An expanding population through both natural population reproduction and migration requires a suitable housing plan rather than a haphazard disaster or criminal response.
Notwithstanding higher levels of international migration from Europe and other African countries, population growth in SA has not been unpredictably high since the dawn of democracy.
In fact, world data and Statistics SA confirm that the highest single year growth in the population in the country in the past 50 years was in 1983, with the smallest annual growth in 2017. Even the national development plan predicted 12 years ago that by 2030 the SA population would be at maximum 68-million people, which at current growth rates is predictable.
Planning for social housing for urban migration, international migration and general population growth is possible and urgent.
Second, we must point out the irrationality of the idea that migrants benefit from being undocumented. Being undocumented in any country, especially one that is not your country of origin, opens people up to being criminalised by institutions and makes one vulnerable to criminals and unethical people willing to exploit them.
A government committed to manage immigration at and within its borders must reflect on what it can do to regularise or repatriate people, rather than criminalise them on the basis of legal status alone.
Third, the hijacking of buildings is a crime. It is a crime committed by the presumed landlords who through thuggery target neglected buildings and vulnerable people. The state when conducting raids and evictions does not arrest the building occupants because even they know that the criminals are the “landlords”.
Yet, instead of operations to find and arrest landlords the low-hanging fruit is the eviction of occupants in haste, without following legal processes and without plans thereafter. All this while the hijackers, like drug dealers, wait for the literal dust to settle and prey on new groups of vulnerable people to place in the same buildings.

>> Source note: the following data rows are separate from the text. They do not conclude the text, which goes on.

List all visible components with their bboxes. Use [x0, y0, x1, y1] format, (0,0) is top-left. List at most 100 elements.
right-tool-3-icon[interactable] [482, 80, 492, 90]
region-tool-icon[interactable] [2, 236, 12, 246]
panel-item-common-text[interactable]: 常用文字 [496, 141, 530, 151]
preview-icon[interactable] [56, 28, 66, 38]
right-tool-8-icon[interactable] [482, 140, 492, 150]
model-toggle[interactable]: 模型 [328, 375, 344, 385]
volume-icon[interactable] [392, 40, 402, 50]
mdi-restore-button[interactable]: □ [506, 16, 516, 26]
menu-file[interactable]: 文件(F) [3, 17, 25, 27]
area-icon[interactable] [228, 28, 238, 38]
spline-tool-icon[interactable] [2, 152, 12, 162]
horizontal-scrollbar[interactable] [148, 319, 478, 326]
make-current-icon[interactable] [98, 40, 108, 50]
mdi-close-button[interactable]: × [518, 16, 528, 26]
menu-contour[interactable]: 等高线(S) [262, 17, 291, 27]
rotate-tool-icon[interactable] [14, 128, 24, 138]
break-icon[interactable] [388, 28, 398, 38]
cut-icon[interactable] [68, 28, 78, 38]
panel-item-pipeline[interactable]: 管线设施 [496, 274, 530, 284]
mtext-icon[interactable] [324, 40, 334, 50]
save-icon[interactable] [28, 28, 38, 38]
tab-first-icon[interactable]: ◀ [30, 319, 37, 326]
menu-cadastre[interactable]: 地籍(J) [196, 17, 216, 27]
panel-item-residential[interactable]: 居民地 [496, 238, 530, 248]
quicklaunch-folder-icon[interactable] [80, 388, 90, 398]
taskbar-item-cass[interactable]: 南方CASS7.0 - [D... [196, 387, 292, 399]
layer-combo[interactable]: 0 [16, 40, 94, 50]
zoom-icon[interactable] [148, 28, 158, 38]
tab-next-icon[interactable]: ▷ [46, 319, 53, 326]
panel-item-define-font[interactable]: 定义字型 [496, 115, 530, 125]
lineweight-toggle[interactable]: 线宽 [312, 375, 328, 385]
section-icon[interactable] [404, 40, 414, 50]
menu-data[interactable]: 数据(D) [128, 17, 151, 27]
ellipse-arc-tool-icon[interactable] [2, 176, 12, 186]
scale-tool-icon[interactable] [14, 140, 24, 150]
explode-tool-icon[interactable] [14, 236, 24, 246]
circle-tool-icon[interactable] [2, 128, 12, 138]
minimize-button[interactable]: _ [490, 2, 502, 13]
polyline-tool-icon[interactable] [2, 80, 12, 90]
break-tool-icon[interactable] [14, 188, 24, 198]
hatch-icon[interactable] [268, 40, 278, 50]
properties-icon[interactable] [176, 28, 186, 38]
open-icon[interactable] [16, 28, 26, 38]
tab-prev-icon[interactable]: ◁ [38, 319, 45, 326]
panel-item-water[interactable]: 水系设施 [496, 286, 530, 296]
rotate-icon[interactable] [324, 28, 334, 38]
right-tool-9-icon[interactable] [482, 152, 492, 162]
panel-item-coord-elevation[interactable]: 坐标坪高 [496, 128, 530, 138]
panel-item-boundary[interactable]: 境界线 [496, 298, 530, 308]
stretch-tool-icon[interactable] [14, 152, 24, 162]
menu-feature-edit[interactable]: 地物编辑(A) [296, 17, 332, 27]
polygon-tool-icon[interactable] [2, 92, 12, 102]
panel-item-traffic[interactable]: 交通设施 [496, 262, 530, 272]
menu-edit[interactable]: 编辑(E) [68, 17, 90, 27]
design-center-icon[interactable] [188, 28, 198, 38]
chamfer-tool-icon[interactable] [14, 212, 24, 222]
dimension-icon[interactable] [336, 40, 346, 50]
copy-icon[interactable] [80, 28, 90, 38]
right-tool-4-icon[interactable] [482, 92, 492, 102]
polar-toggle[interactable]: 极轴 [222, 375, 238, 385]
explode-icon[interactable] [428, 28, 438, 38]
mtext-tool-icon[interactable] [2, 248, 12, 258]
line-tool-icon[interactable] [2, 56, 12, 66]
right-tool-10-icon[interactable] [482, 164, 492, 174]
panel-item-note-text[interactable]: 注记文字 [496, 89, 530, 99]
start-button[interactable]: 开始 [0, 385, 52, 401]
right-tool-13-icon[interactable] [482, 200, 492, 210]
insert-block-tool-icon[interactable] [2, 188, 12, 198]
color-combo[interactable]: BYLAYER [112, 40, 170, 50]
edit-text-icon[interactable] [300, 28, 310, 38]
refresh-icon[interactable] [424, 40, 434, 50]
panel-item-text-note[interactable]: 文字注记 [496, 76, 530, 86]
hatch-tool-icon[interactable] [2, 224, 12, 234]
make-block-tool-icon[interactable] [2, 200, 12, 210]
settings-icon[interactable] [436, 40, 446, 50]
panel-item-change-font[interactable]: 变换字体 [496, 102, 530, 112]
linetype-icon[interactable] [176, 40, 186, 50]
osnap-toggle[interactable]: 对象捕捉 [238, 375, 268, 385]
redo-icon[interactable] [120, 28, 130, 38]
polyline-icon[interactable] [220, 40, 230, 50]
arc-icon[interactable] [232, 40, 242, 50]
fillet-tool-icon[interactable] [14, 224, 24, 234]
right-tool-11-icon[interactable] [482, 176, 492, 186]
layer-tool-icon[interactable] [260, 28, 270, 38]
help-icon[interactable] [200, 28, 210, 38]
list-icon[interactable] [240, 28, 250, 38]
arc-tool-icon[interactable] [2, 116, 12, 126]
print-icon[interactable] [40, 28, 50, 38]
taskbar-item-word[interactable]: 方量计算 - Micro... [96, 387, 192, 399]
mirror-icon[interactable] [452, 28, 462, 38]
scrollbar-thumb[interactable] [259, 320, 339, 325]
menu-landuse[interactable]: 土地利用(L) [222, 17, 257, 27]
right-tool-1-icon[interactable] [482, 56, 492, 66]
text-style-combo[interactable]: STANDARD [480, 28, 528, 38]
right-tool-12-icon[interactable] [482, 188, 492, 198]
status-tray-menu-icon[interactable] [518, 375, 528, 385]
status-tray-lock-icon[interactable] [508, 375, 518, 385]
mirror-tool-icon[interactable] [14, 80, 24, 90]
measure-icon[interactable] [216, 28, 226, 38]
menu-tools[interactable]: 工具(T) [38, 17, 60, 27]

Despite all the narratives about NGOs impeding the government to act illegally, the state is not a victim of its own laws. Elected officials have options to comply with the laws, change the laws or even the constitution.
A government committed to its own constitution and willing to act within laws that its own parliament write and the president signs into law, should not only be able to respond to the obvious housing and migration crisis but plan for it.
When it comes to hijacked buildings, the government must deal with the crimes rather than the consequences. As it relates to basic human rights, it must either plan to deliver on them or denounce them openly.
Nothing that happened at 80 Alberts Street was a surprise to the government nor outside of its control.